The nth term of a geometric sequence can be written
a(n) = a(1)*r^(n-1)
We can rewrite the two given equations:
a(2) + a(4) = 30 = a(1)*r + a(1)*r^3 (Equation 1)
a(3) + a(5) = 15 = a(1)*r^2 + a(1)*r^4 (Equation 2)
Notice that Equation 1 can be substituted into Equation, i.e.,
a(1)*r^2 + a(1)*r^4 = 15
r*[a(1)*r + a(1)*r^3] = 15
r*(30) = 15
r = 1/2
If we substitute this into Equation 1, we have
a(1)/2 + a(1)/8 = 30
a(1) = 30 * 8/5 = 48
The answer is 48. Did he even need to specify that the sum exists? It’s a finite geometric sequence so surely it’s impossible for the sum not to exist? If you want to stop me old man, ask me the most basic combinatorics question you can think of and I’ll start foaming at the mouth.

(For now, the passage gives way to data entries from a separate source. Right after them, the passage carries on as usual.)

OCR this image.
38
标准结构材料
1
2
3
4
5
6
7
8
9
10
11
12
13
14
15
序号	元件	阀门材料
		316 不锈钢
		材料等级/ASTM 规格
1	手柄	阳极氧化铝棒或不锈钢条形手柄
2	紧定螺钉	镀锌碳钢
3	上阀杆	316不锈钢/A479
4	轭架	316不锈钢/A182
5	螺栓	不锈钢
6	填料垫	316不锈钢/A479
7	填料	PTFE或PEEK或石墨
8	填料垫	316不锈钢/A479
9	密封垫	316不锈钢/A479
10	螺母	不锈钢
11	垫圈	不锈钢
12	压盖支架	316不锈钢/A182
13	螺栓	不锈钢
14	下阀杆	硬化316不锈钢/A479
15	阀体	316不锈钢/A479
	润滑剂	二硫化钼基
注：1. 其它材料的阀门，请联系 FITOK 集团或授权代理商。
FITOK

Thanks for verifying my answer, Elpam!
Sauce: The Last Adventurer, Ch. 103
Yeah, it makes no sense to specify that the sum exists; the finite sum always exists, and even if you were talking about the infinite sum, it makes no odds on what the first term is.
I suppose that this specification was said to make the task look more complicated to solve. Just a simple obstacle.